The pandemic, with its remote work and school options, created a vast experiment by allowing people to live in accordance with their own circadian rhythms. I’m excited to follow new studies from this period demonstrating the positive impact of this flexibility on health outcomes.
Teenagers suffer greatly from being forced to time their lives out of sync with their circadian rhythms. Among the many hormonal changes that occur during adolescence, this group’s circadian rhythms lengthen, leading teenagers to become night owls. However, schools start early, which sets students up for failure.
Medical literature shows that starting school 30–60 minutes later results in improved academic and athletic performance as well as behavioral and emotional well-being.
Connecting Light, Health, and Wellness
Insomnia has many causes. One common cause is circadian rhythm asynchrony. Modern society has led us to miss the timing cues from the sun. We don’t get its wake-up call in the morning, often not seeing any early morning sunshine. We bathe our eyes in artificial light well after the sun has set, reducing any signals for our body to prepare for sleep.

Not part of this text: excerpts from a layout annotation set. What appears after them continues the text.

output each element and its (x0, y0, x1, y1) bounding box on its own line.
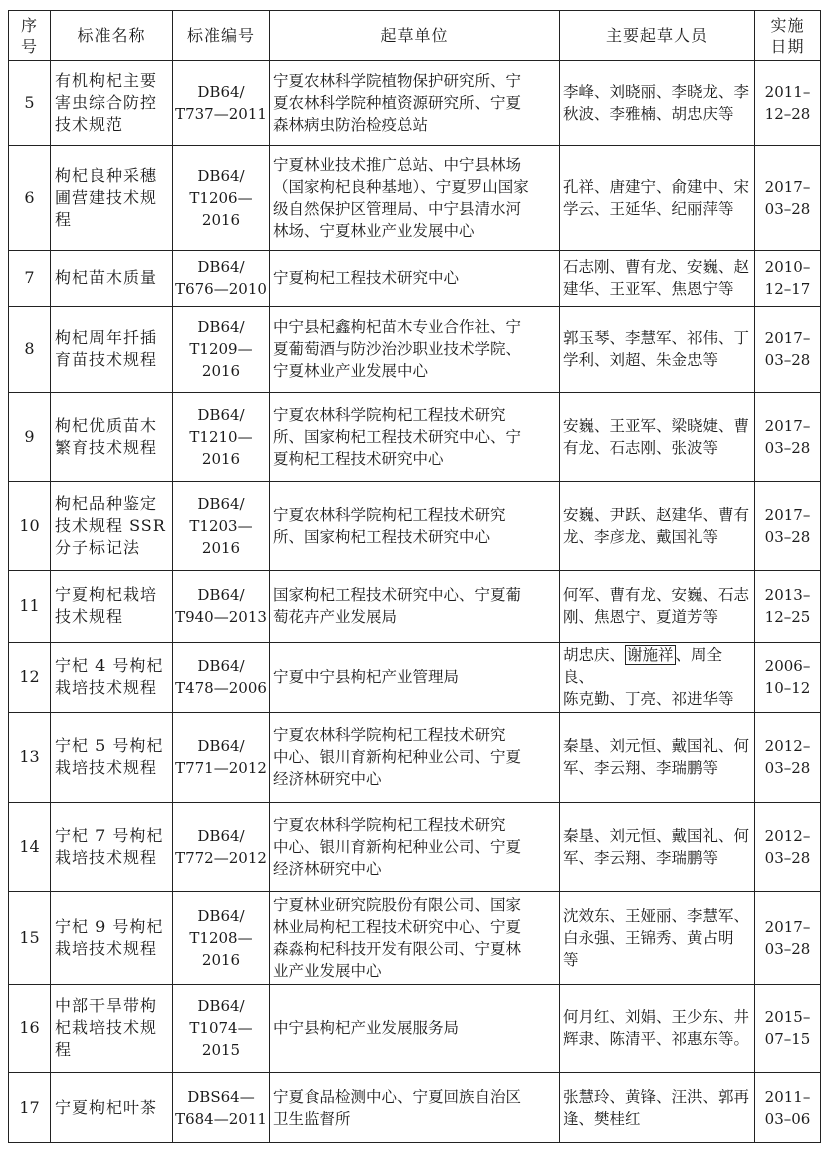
people-line: 秦垦、刘元恒、戴国礼、何 (563, 737, 750, 756)
date-line: 10–12 (764, 679, 811, 698)
name-line: 枸杞优质苗木 (55, 416, 158, 436)
org-line: 中宁县枸杞产业发展服务局 (273, 1019, 460, 1038)
code-line: T772—2012 (175, 848, 267, 867)
code-line: DB64/ (197, 258, 245, 277)
people-line: 安巍、尹跃、赵建华、曹有 (563, 506, 750, 525)
name-line: 技术规程 SSR (55, 516, 166, 536)
code-line: T478—2006 (175, 679, 267, 698)
cell-code (173, 482, 270, 570)
org-line: 宁夏农林科学院枸杞工程技术研究 (273, 506, 506, 525)
cell-people (560, 892, 755, 985)
name-line: 技术规范 (55, 115, 124, 135)
table-row (9, 1073, 821, 1143)
name-line: 枸杞良种采穗 (55, 166, 158, 186)
people-line: 学云、王延华、纪丽萍等 (563, 200, 734, 219)
cell-name (51, 713, 173, 802)
name-line: 有机枸杞主要 (55, 71, 158, 91)
table-row (9, 892, 821, 985)
cell-people (560, 146, 755, 251)
org-line: 宁夏林业技术推广总站、中宁县林场 (273, 156, 522, 175)
table-row (9, 146, 821, 251)
cell-no: 7 (9, 251, 51, 306)
org-line: 所、国家枸杞工程技术研究中心、宁 (273, 428, 522, 447)
header-date: 实施 日期 (755, 11, 821, 61)
cell-code (173, 146, 270, 251)
header-row (9, 11, 821, 61)
name-line: 宁杞 7 号枸杞 (55, 825, 164, 845)
people-line: 辉隶、陈清平、祁惠东等。 (563, 1030, 750, 1049)
people-line: 张慧玲、黄锋、汪洪、郭再 (563, 1087, 750, 1106)
cell-org (270, 251, 560, 306)
cell-org (270, 984, 560, 1072)
name-line: 宁杞 9 号枸杞 (55, 916, 164, 936)
cell-date (755, 251, 821, 306)
people-line: 秋波、李雅楠、胡忠庆等 (563, 105, 734, 124)
cell-no: 12 (9, 642, 51, 713)
org-line: 经济林研究中心 (273, 859, 382, 878)
cell-no: 14 (9, 802, 51, 891)
code-line: DB64/ (197, 318, 245, 337)
table-row (9, 251, 821, 306)
date-line: 03–28 (764, 939, 811, 958)
people-line: 安巍、王亚军、梁晓婕、曹 (563, 417, 750, 436)
cell-date (755, 482, 821, 570)
cell-no: 15 (9, 892, 51, 985)
org-line: 中心、银川育新枸杞种业公司、宁夏 (273, 837, 522, 856)
org-line: 宁夏中宁县枸杞产业管理局 (273, 668, 460, 687)
code-line: T1209— (189, 340, 253, 359)
cell-code (173, 642, 270, 713)
name-line: 枸杞苗木质量 (55, 268, 158, 288)
people-line: 军、李云翔、李瑞鹏等 (563, 759, 719, 778)
people-line: 何月红、刘娟、王少东、井 (563, 1008, 750, 1027)
people-line: 秦垦、刘元恒、戴国礼、何 (563, 826, 750, 845)
date-line: 2015– (764, 1008, 811, 1027)
cell-people (560, 1073, 755, 1143)
name-line: 宁杞 4 号枸杞 (55, 656, 164, 676)
cell-name (51, 802, 173, 891)
people-boxed-name: 谢施祥 (627, 646, 674, 665)
org-line: （国家枸杞良种基地）、宁夏罗山国家 (273, 178, 529, 197)
cell-code (173, 984, 270, 1072)
name-line: 宁夏枸杞栽培 (55, 585, 158, 605)
date-line: 2012– (764, 737, 811, 756)
date-line: 2012– (764, 826, 811, 845)
cell-people (560, 392, 755, 481)
org-line: 森淼枸杞科技开发有限公司、宁夏林 (273, 939, 522, 958)
cell-code (173, 251, 270, 306)
date-line: 2017– (764, 329, 811, 348)
org-line: 林业局枸杞工程技术研究中心、宁夏 (273, 917, 522, 936)
org-line: 宁夏农林科学院枸杞工程技术研究 (273, 815, 506, 834)
cell-name (51, 892, 173, 985)
name-line: 圃营建技术规 (55, 188, 158, 208)
cell-no: 10 (9, 482, 51, 570)
cell-name (51, 306, 173, 392)
cell-no: 13 (9, 713, 51, 802)
cell-org (270, 146, 560, 251)
people-line: 何军、曹有龙、安巍、石志 (563, 586, 750, 605)
code-line: DB64/ (197, 83, 245, 102)
name-line: 枸杞周年扦插 (55, 328, 158, 348)
people-line: 刚、焦恩宁、夏道芳等 (563, 608, 719, 627)
standards-table (8, 10, 821, 1143)
people-line: 龙、李彦龙、戴国礼等 (563, 528, 719, 547)
org-line: 萄花卉产业发展局 (273, 608, 398, 627)
date-line: 03–28 (764, 351, 811, 370)
org-line: 业产业发展中心 (273, 961, 382, 980)
header-org: 起草单位 (270, 11, 560, 61)
org-line: 国家枸杞工程技术研究中心、宁夏葡 (273, 586, 522, 605)
name-line: 栽培技术规程 (55, 758, 158, 778)
cell-code (173, 306, 270, 392)
cell-people (560, 482, 755, 570)
cell-people (560, 570, 755, 642)
cell-name (51, 61, 173, 146)
date-line: 2017– (764, 506, 811, 525)
cell-no: 5 (9, 61, 51, 146)
org-line: 宁夏农林科学院枸杞工程技术研究 (273, 406, 506, 425)
cell-no: 8 (9, 306, 51, 392)
header-name: 标准名称 (51, 11, 173, 61)
date-line: 12–25 (764, 608, 811, 627)
name-line: 栽培技术规程 (55, 938, 158, 958)
date-line: 2006– (764, 657, 811, 676)
code-line: T771—2012 (175, 759, 267, 778)
cell-no: 16 (9, 984, 51, 1072)
org-line: 经济林研究中心 (273, 770, 382, 789)
org-line: 森林病虫防治检疫总站 (273, 116, 429, 135)
people-line: 有龙、石志刚、张波等 (563, 439, 719, 458)
code-line: T737—2011 (175, 105, 267, 124)
people-line: 李峰、刘晓丽、李晓龙、李 (563, 83, 750, 102)
people-line: 郭玉琴、李慧军、祁伟、丁 (563, 329, 750, 348)
cell-no: 9 (9, 392, 51, 481)
code-line: DB64/ (197, 657, 245, 676)
code-line: T1206— (189, 189, 253, 208)
people-line: 学利、刘超、朱金忠等 (563, 351, 719, 370)
cell-org (270, 892, 560, 985)
people-line: 陈克勤、丁亮、祁进华等 (563, 690, 734, 709)
code-line: T684—2011 (175, 1109, 267, 1128)
cell-no: 6 (9, 146, 51, 251)
org-line: 宁夏枸杞工程技术研究中心 (273, 269, 460, 288)
table-row (9, 642, 821, 713)
header-code: 标准编号 (173, 11, 270, 61)
cell-org (270, 306, 560, 392)
header-no: 序 号 (9, 11, 51, 61)
date-line: 07–15 (764, 1030, 811, 1049)
code-line: DB64/ (197, 586, 245, 605)
date-line: 2010– (764, 258, 811, 277)
cell-no: 11 (9, 570, 51, 642)
org-line: 夏葡萄酒与防沙治沙职业技术学院、 (273, 340, 522, 359)
cell-no: 17 (9, 1073, 51, 1143)
cell-name (51, 984, 173, 1072)
table-row (9, 570, 821, 642)
code-line: 2016 (201, 450, 241, 469)
people-line: 石志刚、曹有龙、安巍、赵 (563, 258, 750, 277)
date-line: 03–06 (764, 1109, 811, 1128)
date-line: 2013– (764, 586, 811, 605)
code-line: 2016 (201, 362, 241, 381)
cell-date (755, 1073, 821, 1143)
cell-people (560, 802, 755, 891)
cell-date (755, 306, 821, 392)
org-line: 夏农林科学院种植资源研究所、宁夏 (273, 94, 522, 113)
cell-code (173, 570, 270, 642)
code-line: 2016 (201, 539, 241, 558)
name-line: 程 (55, 1040, 73, 1060)
table-header (9, 11, 821, 61)
cell-name (51, 251, 173, 306)
name-line: 枸杞品种鉴定 (55, 494, 158, 514)
name-line: 宁杞 5 号枸杞 (55, 736, 164, 756)
cell-people (560, 251, 755, 306)
cell-name (51, 1073, 173, 1143)
cell-date (755, 802, 821, 891)
header-people: 主要起草人员 (560, 11, 755, 61)
date-line: 03–28 (764, 848, 811, 867)
cell-date (755, 984, 821, 1072)
date-line: 2017– (764, 417, 811, 436)
org-line: 夏枸杞工程技术研究中心 (273, 450, 444, 469)
org-line: 中宁县杞鑫枸杞苗木专业合作社、宁 (273, 318, 522, 337)
name-line: 宁夏枸杞叶茶 (55, 1097, 158, 1117)
table-row (9, 61, 821, 146)
table-row (9, 984, 821, 1072)
cell-code (173, 892, 270, 985)
date-line: 03–28 (764, 439, 811, 458)
code-line: DB64/ (197, 737, 245, 756)
cell-org (270, 61, 560, 146)
people-line: 沈效东、王娅丽、李慧军、 (563, 906, 750, 925)
name-line: 中部干旱带枸 (55, 996, 158, 1016)
org-line: 卫生监督所 (273, 1109, 351, 1128)
cell-date (755, 570, 821, 642)
org-line: 宁夏林业研究院股份有限公司、国家 (273, 895, 522, 914)
date-line: 12–17 (764, 280, 811, 299)
code-line: 2016 (201, 950, 241, 969)
date-line: 12–28 (764, 105, 811, 124)
org-line: 宁夏农林科学院植物保护研究所、宁 (273, 72, 522, 91)
name-line: 程 (55, 210, 73, 230)
cell-code (173, 802, 270, 891)
name-line: 栽培技术规程 (55, 847, 158, 867)
people-line: 、周全良、 (563, 646, 723, 687)
date-line: 03–28 (764, 200, 811, 219)
table-row (9, 713, 821, 802)
code-line: DB64/ (197, 167, 245, 186)
date-line: 2017– (764, 917, 811, 936)
table-row (9, 482, 821, 570)
cell-date (755, 146, 821, 251)
cell-people (560, 713, 755, 802)
cell-name (51, 146, 173, 251)
table-row (9, 392, 821, 481)
cell-name (51, 392, 173, 481)
cell-org (270, 802, 560, 891)
code-line: DB64/ (197, 997, 245, 1016)
name-line: 繁育技术规程 (55, 438, 158, 458)
code-line: DB64/ (197, 906, 245, 925)
code-line: 2015 (201, 1041, 241, 1060)
cell-org (270, 482, 560, 570)
name-line: 栽培技术规程 (55, 678, 158, 698)
code-line: DB64/ (197, 826, 245, 845)
org-line: 级自然保护区管理局、中宁县清水河 (273, 200, 522, 219)
people-line: 等 (563, 950, 579, 969)
cell-code (173, 392, 270, 481)
code-line: T940—2013 (175, 608, 267, 627)
cell-date (755, 392, 821, 481)
date-line: 2017– (764, 178, 811, 197)
code-line: DBS64— (187, 1087, 255, 1106)
people-line: 军、李云翔、李瑞鹏等 (563, 848, 719, 867)
code-line: 2016 (201, 211, 241, 230)
org-line: 宁夏林业产业发展中心 (273, 362, 429, 381)
table-body (9, 61, 821, 1143)
cell-org (270, 392, 560, 481)
cell-code (173, 713, 270, 802)
code-line: T1074— (189, 1019, 253, 1038)
cell-org (270, 713, 560, 802)
name-line: 害虫综合防控 (55, 93, 158, 113)
org-line: 林场、宁夏林业产业发展中心 (273, 222, 475, 241)
code-line: T1208— (189, 928, 253, 947)
date-line: 03–28 (764, 528, 811, 547)
org-line: 宁夏农林科学院枸杞工程技术研究 (273, 726, 506, 745)
people-line: 白永强、王锦秀、黄占明 (563, 928, 734, 947)
code-line: T1203— (189, 517, 253, 536)
date-line: 03–28 (764, 759, 811, 778)
cell-org (270, 642, 560, 713)
org-line: 宁夏食品检测中心、宁夏回族自治区 (273, 1087, 522, 1106)
cell-date (755, 61, 821, 146)
date-line: 2011– (764, 1087, 811, 1106)
code-line: DB64/ (197, 495, 245, 514)
people-line: 胡忠庆、 (563, 646, 626, 665)
cell-date (755, 713, 821, 802)
name-line: 技术规程 (55, 607, 124, 627)
table-row (9, 306, 821, 392)
cell-people (560, 642, 755, 713)
table-row (9, 802, 821, 891)
cell-name (51, 642, 173, 713)
cell-people (560, 61, 755, 146)
name-line: 育苗技术规程 (55, 350, 158, 370)
code-line: T676—2010 (175, 280, 267, 299)
cell-code (173, 1073, 270, 1143)
cell-code (173, 61, 270, 146)
date-line: 2011– (764, 83, 811, 102)
name-line: 杞栽培技术规 (55, 1018, 158, 1038)
cell-name (51, 482, 173, 570)
cell-date (755, 892, 821, 985)
cell-org (270, 1073, 560, 1143)
code-line: T1210— (189, 428, 253, 447)
cell-name (51, 570, 173, 642)
people-line: 逢、樊桂红 (563, 1109, 641, 1128)
code-line: DB64/ (197, 406, 245, 425)
org-line: 所、国家枸杞工程技术研究中心 (273, 528, 491, 547)
cell-people (560, 306, 755, 392)
people-line: 建华、王亚军、焦恩宁等 (563, 280, 734, 299)
org-line: 中心、银川育新枸杞种业公司、宁夏 (273, 748, 522, 767)
people-line: 孔祥、唐建宁、俞建中、宋 (563, 178, 750, 197)
cell-date (755, 642, 821, 713)
name-line: 分子标记法 (55, 538, 141, 558)
cell-org (270, 570, 560, 642)
cell-people (560, 984, 755, 1072)
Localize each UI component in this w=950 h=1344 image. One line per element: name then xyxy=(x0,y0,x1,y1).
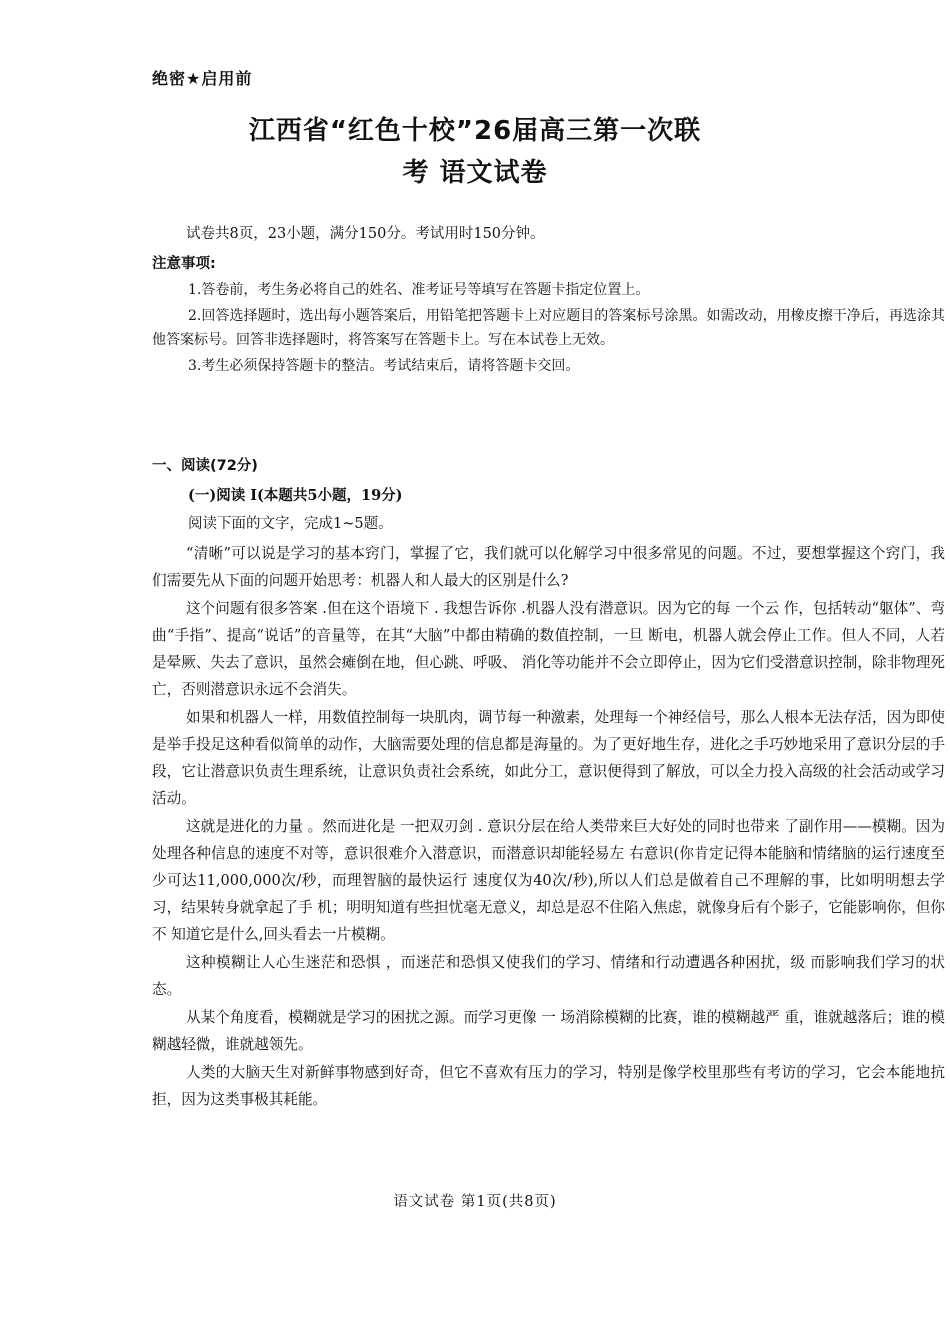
exam-title-line-1: 江西省“红色十校”26届高三第一次联 xyxy=(248,116,702,146)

To return to a more natural relationship with light, you can reset your circadian rhythm by exposing your eyes to bright natural light as early in the morning as possible. Avoid wearing sunglasses during the first two hours of the day if you’re outside.
A growing body of literature also associates circadian rhythm asynchrony with emotional disorders like depression and seasonal affective disorder (SAD), the latter of which often occurs in regions with less morning light, such as the northern latitudes in the fall and winter.
Studies have shown improvement in SAD by having people use a light box that replaces the intensity of natural sunlight (10,000 LUX) for a prescribed amount of time upon waking.
When treating patients with mood disorders, I prescribe sunshine and aerobic exercise whenever possible in the morning. It’s one of the best ways to simultaneously boost light, health, and wellness.
Today’s Takeaways
- Morning light helps with evening sleep.
- Whenever possible, reorganize your day around your circadian rhythm. (And let teenagers sleep in when possible!)
- Avoid sunglasses in the morning.
- “Sunny disposition” is more than a metaphor for happiness. It’s a therapeutic modality.
- If you experience symptoms of SAD, explore treatment options with your doctor.
We’re inextricably linked to our environment. Exposure to light influences who we are and how we live our lives.